Indeed, vector fields are derivations mapping scalar fields to scalar fields; and given two such fields there is a function-composition $U \circ V$ which works out to also be a derivation for the commutator/Lie bracket $[U, V] = U \circ V - V \circ U.$ With type-overloading we can define $L_U V = [U, V]$ for vectors and $L_U f = U f$ for scalars, with $L_U (V f) = U (V f)$ straightforwardly, but the reverse (scalar multiplication, not function application) is going to be $L_U(f\cdot V) x = [U, f\cdot V] x$ which by the Leibniz property of $U$ is going to be $U f \cdot V x + f \cdot U (V x) - f \cdot V(U x),$ so $L_U(f \cdot V) = L_U f \cdot V + f \cdot L_U V.$
Now you are introducing another type overload, onto covectors: $$L_U \bar V = U \circ \bar V - \bar V \circ L_U.$$(1) Yes, you are correct to infer that $L_U \bar V$ is a covector, and it is for the linearity reason that you gave.
(2) If you want to know what this does to the one-form $f\cdot\bar V$ the best way to go is to apply the resulting one-form to an actual vector. For, you know that this is $$L_U (f\cdot \bar V)~X = U ((f \cdot \bar V) X) - (f \cdot \bar V) L_UX.$$The former term is $U(f\cdot \bar V X) = U f \cdot \bar V X + f\cdot U(\bar V X)$ while the latter term is $-f\cdot \bar V(L_U X),$ so we get straightforwardly $$L_U(f \cdot \bar V) X = U f \cdot \bar V X + f \cdot \big(U(\bar V X) - \bar V (L_U X)\big) = Uf \cdot \bar V X + f\cdot (L_U \bar V~ X).$$
First of all, $[V, \cdot]$ is $\mathbb{R}$-linear but not $C^{\infty}(M)$-linear. That is, $[V, kW] = k[V, W]$ if $k$ is a constant, but for a non-constant function $f$, $[V, fW] \neq f[V, W]$.

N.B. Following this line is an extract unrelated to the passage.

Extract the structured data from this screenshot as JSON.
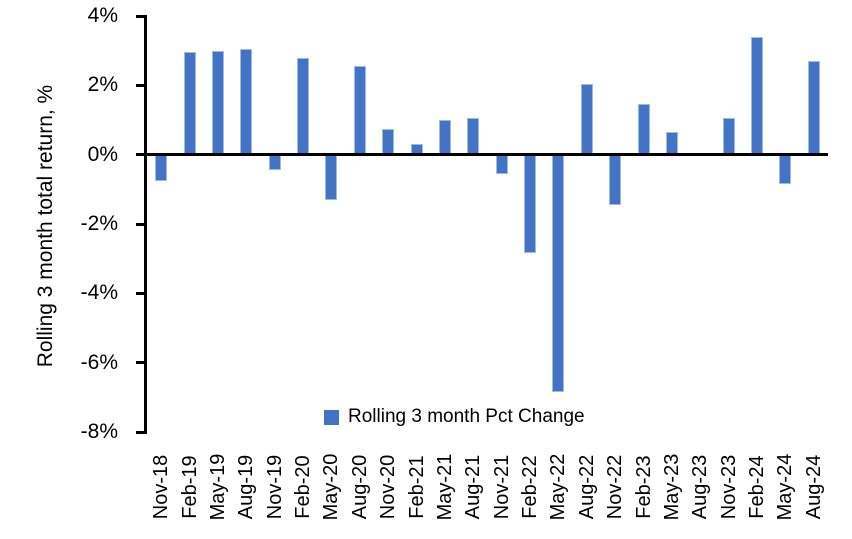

Your description of $L_V\alpha$ is via its action on vector fields, so to deduce something about $L_V(f\alpha)$, you should consider how it acts on a vector field. Replacing $\alpha$ by $f\alpha$ in your formula, we obtain
$$(L_V(f\alpha))(X) = V((f\alpha)(X)) - f\alpha([V, X]).$$
Now, $f$ is a function and $\alpha$ is a one-form, so $f\alpha$ is a one-form which satisfies $(f\alpha)(X) = f\alpha(X)$; as $\alpha$ is a one-form and $X$ is a vector field, $\alpha(X)$ is a smooth function, so the right side of this equality is the product of two smooth functions, $f$ and $\alpha(X)$. Now use the fact that $V$ is a vector field, so it is a derivation of smooth functions (in particular, it satisfies the Leibniz rule).